There are certain advantages for the use of oral medications over parenteral drugs. Oral administration is convenient, because it involves no discomfort from injection or clinic visits for intravenous administration. Furthermore, orally administered small drugs are not immunogenic, which stands in sharp contrast with monoclonal antibodies that elicit antidrug antibodies and hampers their efficacy. Another advantage is their short half-life (usually hours or days; 19 hours for ozanimod), which allows for rapid elimination (ie, in the event of infection), something that is not achievable with monoclonal antibodies that have weeklong half-lives. Finally, at least theoretically, small drugs have lower manufacturing costs owing to the relatively simpler production process. By contrast, patients on oral medications may show lower adherence to their treatment. In addition, it is considered that target specificity might be better achieved with monoclonal antibodies than with small drugs.

The final verdict for ozanimod will await completion of phase III trials. Whether this drug will find a position in future treatment algorithms for UC will in our opinion depend on 2 primary factors. First, its efficacy should align with the current therapeutic paradigm, which calls not only for symptom resolution but also for endoscopic healing and the histologic absence of inflammation.
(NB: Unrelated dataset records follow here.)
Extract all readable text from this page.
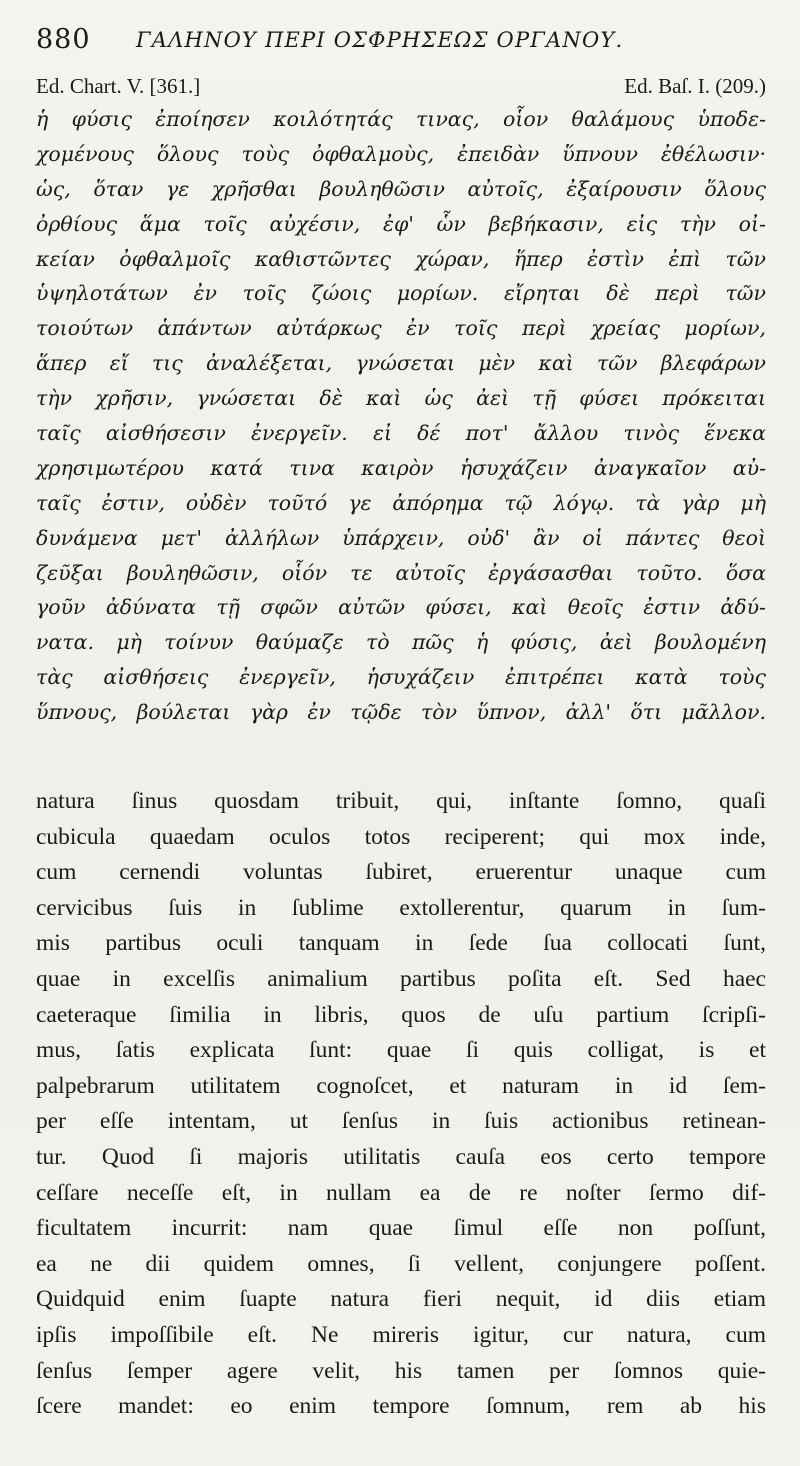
880 ΓΑΛΗΝΟΥ ΠΕΡΙ ΟΣΦΡΗΣΕΩΣ ΟΡΓΑΝΟΥ.
Ed. Chart. V. [361.]	Ed. Baſ. I. (209.)
ἡ φύσις ἐποίησεν κοιλότητάς τινας, οἷον θαλάμους ὑποδε-
χομένους ὅλους τοὺς ὀφθαλμοὺς, ἐπειδὰν ὕπνουν ἐθέλωσιν·
ὡς, ὅταν γε χρῆσθαι βουληθῶσιν αὐτοῖς, ἐξαίρουσιν ὅλους
ὀρθίους ἅμα τοῖς αὐχέσιν, ἐφ' ὧν βεβήκασιν, εἰς τὴν οἰ-
κείαν ὀφθαλμοῖς καθιστῶντες χώραν, ἥπερ ἐστὶν ἐπὶ τῶν
ὑψηλοτάτων ἐν τοῖς ζώοις μορίων. εἴρηται δὲ περὶ τῶν
τοιούτων ἁπάντων αὐτάρκως ἐν τοῖς περὶ χρείας μορίων,
ἅπερ εἴ τις ἀναλέξεται, γνώσεται μὲν καὶ τῶν βλεφάρων
τὴν χρῆσιν, γνώσεται δὲ καὶ ὡς ἀεὶ τῇ φύσει πρόκειται
ταῖς αἰσθήσεσιν ἐνεργεῖν. εἰ δέ ποτ' ἄλλου τινὸς ἕνεκα
χρησιμωτέρου κατά τινα καιρὸν ἡσυχάζειν ἀναγκαῖον αὐ-
ταῖς ἐστιν, οὐδὲν τοῦτό γε ἀπόρημα τῷ λόγῳ. τὰ γὰρ μὴ
δυνάμενα μετ' ἀλλήλων ὑπάρχειν, οὐδ' ἂν οἱ πάντες θεοὶ
ζεῦξαι βουληθῶσιν, οἷόν τε αὐτοῖς ἐργάσασθαι τοῦτο. ὅσα
γοῦν ἀδύνατα τῇ σφῶν αὐτῶν φύσει, καὶ θεοῖς ἐστιν ἀδύ-
νατα. μὴ τοίνυν θαύμαζε τὸ πῶς ἡ φύσις, ἀεὶ βουλομένη
τὰς αἰσθήσεις ἐνεργεῖν, ἡσυχάζειν ἐπιτρέπει κατὰ τοὺς
ὕπνους, βούλεται γὰρ ἐν τῷδε τὸν ὕπνον, ἀλλ' ὅτι μᾶλλον.
natura ſinus quosdam tribuit, qui, inſtante ſomno, quaſi
cubicula quaedam oculos totos reciperent; qui mox inde,
cum cernendi voluntas ſubiret, eruerentur unaque cum
cervicibus ſuis in ſublime extollerentur, quarum in ſum-
mis partibus oculi tanquam in ſede ſua collocati ſunt,
quae in excelſis animalium partibus poſita eſt. Sed haec
caeteraque ſimilia in libris, quos de uſu partium ſcripſi-
mus, ſatis explicata ſunt: quae ſi quis colligat, is et
palpebrarum utilitatem cognoſcet, et naturam in id ſem-
per eſſe intentam, ut ſenſus in ſuis actionibus retinean-
tur. Quod ſi majoris utilitatis cauſa eos certo tempore
ceſſare neceſſe eſt, in nullam ea de re noſter ſermo dif-
ficultatem incurrit: nam quae ſimul eſſe non poſſunt,
ea ne dii quidem omnes, ſi vellent, conjungere poſſent.
Quidquid enim ſuapte natura fieri nequit, id diis etiam
ipſis impoſſibile eſt. Ne mireris igitur, cur natura, cum
ſenſus ſemper agere velit, his tamen per ſomnos quie-
ſcere mandet: eo enim tempore ſomnum, rem ab his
The drug seems to be on track to accomplish this, at least for UC. Second, no new safety red flags should be raised during upcoming trials. In this context, a recent survey among patients with inflammatory bowel disease reported their willingness to accept considerable risks for medication-induced complications with the aim to maintain disease control (Am J Gastroenterol 2015;110:1675–1681). Its future in CD is more uncertain. Trial design limitations based on subjective Crohn’s Disease Activity Index scoring add to the uncertainty of whether a drug is indeed useless or whether the trial design may be to blame for past and recent failures (eg, tofacitinib and anti–MAdCAM-1 antibodies in CD). We learn little from poorly designed CD trials and do not need ozanimod or any other drug to join what Sandborn refers to as “the graveyard,” owing to a flawed randomized controlled trial design. Indeed, Novartis got into the S1P field for UC years earlier with KRP203, a drug that seems to be remarkably similar to ozanimod. Their trial, with a very small sample size, was unable to produce a signal and was abandoned early. Finally, it is inevitable that, with a constantly expanding therapeutic armamentarium for UC and CD, a shift toward personalized medicine will become of paramount importance. In such scenario, clinicopathologic characteristics will be linked with genetic, immunologic, and environmental fingerprints in individual cases, which will largely dictate the selection of the most appropriate target-specific therapies of the future.